In this view, researchers Dr. Hansong Xue, associate professor Erik Birgersson and Dr. Rolf Stangl at the National University of Singapore looked carefully on evaluating the photovoltaic performance of a perovskite solar cell as a function of its material properties, device geometry, and operating conditions. Their goal was to present a stochastic approach that could capture the probabilistic nature of uncertainties in the parameters and their relative inﬂuences on the cell efficiency for PSCs. Their work is currently published in the research journal, Applied Energy.
Briefly, the research team conducted a Monte Carlo simulation based on a mechanistic model for meso-structured perovskite solar cell to correlate the device performance with the variability of input modeling parameters. The presented sensitivity analysis was statistically performed in two diﬀerent scenarios: first by varying the modeling parameters individually and second, by varying all of them simultaneously. The stochastic parameters were later ranked and quantified according to their contributions to the variation of the cell performance, thereby providing insights for optimum device performance.

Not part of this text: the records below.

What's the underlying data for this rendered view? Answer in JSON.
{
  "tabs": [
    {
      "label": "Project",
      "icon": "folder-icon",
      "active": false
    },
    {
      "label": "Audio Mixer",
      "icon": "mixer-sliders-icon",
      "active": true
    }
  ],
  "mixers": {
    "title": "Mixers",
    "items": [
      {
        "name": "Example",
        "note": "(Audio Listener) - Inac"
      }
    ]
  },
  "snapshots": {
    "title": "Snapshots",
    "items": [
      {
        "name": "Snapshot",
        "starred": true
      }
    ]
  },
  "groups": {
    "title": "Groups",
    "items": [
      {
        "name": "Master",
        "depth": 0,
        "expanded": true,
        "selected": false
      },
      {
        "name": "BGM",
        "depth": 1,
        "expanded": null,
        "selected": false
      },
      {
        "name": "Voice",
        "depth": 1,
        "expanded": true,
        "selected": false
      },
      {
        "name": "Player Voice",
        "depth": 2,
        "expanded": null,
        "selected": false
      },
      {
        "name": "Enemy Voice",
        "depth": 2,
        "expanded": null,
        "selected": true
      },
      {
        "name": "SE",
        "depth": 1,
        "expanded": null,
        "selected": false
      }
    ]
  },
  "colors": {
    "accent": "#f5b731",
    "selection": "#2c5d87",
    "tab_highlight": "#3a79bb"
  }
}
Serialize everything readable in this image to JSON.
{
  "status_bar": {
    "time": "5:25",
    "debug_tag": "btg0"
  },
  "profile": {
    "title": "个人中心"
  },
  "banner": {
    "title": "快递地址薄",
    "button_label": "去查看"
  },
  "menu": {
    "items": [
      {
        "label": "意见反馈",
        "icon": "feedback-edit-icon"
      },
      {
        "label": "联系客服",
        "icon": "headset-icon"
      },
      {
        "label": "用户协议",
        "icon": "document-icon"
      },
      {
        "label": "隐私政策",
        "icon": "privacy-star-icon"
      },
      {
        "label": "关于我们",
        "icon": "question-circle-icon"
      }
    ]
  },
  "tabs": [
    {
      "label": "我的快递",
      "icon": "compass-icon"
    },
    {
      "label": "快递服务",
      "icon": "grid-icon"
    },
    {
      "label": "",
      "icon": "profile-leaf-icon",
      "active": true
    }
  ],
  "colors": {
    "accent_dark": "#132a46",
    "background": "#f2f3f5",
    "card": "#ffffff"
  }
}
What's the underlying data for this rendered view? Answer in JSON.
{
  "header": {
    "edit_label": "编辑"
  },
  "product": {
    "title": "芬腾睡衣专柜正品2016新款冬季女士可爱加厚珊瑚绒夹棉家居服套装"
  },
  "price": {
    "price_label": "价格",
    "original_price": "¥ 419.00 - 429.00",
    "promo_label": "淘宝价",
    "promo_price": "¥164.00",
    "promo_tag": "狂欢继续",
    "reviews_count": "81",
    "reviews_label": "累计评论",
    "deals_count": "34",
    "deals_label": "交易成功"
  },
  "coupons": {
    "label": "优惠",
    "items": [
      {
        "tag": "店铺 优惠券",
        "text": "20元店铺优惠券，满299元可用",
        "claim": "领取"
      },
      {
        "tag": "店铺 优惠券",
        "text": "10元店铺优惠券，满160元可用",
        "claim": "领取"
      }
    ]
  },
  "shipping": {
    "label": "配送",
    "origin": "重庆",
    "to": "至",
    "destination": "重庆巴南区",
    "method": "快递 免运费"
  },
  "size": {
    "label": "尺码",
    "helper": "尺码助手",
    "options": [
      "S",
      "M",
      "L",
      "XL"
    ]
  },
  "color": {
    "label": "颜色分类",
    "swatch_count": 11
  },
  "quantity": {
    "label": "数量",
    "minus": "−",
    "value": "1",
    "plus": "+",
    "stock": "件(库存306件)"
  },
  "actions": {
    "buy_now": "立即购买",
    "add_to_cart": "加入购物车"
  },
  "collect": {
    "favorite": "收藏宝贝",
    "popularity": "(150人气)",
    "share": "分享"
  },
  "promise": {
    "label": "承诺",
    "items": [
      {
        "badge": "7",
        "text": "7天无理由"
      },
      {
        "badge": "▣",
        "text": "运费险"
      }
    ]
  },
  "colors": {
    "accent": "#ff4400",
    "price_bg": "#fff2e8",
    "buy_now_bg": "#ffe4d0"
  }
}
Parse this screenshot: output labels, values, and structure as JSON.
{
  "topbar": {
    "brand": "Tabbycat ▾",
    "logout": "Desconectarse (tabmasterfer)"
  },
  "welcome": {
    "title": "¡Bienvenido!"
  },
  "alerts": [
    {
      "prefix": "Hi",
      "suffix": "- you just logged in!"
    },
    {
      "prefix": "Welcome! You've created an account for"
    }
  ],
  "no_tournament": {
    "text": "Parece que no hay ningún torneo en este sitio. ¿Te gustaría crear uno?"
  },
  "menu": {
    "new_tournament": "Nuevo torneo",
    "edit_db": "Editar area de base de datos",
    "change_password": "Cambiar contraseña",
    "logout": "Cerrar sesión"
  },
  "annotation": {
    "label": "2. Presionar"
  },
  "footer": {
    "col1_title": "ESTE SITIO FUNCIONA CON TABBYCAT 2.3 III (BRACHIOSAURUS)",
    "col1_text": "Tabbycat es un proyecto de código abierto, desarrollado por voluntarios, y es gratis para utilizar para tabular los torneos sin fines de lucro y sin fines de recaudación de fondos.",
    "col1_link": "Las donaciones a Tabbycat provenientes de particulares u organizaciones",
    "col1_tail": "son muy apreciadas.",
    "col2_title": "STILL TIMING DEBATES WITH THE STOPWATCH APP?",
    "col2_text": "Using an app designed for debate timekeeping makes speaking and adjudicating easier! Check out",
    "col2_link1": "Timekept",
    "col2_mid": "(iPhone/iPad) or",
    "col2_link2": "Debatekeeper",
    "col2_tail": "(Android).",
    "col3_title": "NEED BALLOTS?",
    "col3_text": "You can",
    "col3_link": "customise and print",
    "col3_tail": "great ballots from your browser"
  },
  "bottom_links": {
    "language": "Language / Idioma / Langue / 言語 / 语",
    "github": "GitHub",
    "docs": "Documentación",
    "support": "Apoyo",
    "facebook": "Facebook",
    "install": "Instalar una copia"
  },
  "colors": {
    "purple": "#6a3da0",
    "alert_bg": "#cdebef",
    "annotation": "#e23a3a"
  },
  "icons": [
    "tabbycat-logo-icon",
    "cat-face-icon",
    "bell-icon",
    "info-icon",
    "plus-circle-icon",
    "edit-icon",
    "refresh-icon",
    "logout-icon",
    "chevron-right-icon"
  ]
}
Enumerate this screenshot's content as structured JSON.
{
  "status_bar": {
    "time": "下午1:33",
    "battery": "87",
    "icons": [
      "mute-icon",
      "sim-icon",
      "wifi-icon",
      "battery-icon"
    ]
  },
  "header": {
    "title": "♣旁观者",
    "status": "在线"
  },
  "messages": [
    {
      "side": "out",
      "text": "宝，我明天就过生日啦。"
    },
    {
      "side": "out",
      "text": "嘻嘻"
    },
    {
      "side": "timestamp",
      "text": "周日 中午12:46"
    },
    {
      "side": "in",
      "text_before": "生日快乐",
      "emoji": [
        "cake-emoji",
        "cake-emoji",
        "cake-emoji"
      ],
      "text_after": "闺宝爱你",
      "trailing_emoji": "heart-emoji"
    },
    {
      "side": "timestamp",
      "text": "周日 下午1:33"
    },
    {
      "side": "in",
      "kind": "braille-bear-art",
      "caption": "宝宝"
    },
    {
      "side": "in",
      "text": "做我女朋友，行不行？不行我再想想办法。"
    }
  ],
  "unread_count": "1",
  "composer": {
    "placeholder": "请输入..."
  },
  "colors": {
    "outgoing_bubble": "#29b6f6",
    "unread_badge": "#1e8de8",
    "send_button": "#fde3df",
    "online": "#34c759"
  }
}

The authors chiefly reported that the layer thickness of the hole and electron-transporting layers, and the hole mobility in the hole-transporting layer were the three most critical parameters inﬂuencing the cell performance. In fact, when this result was applied to a world record perovskite solar cell of 23.2% efficiency with parameter cross-validation, they were able to predict that the ‘world record’ efficiency could be further improved by 1.8% to achieve 25%.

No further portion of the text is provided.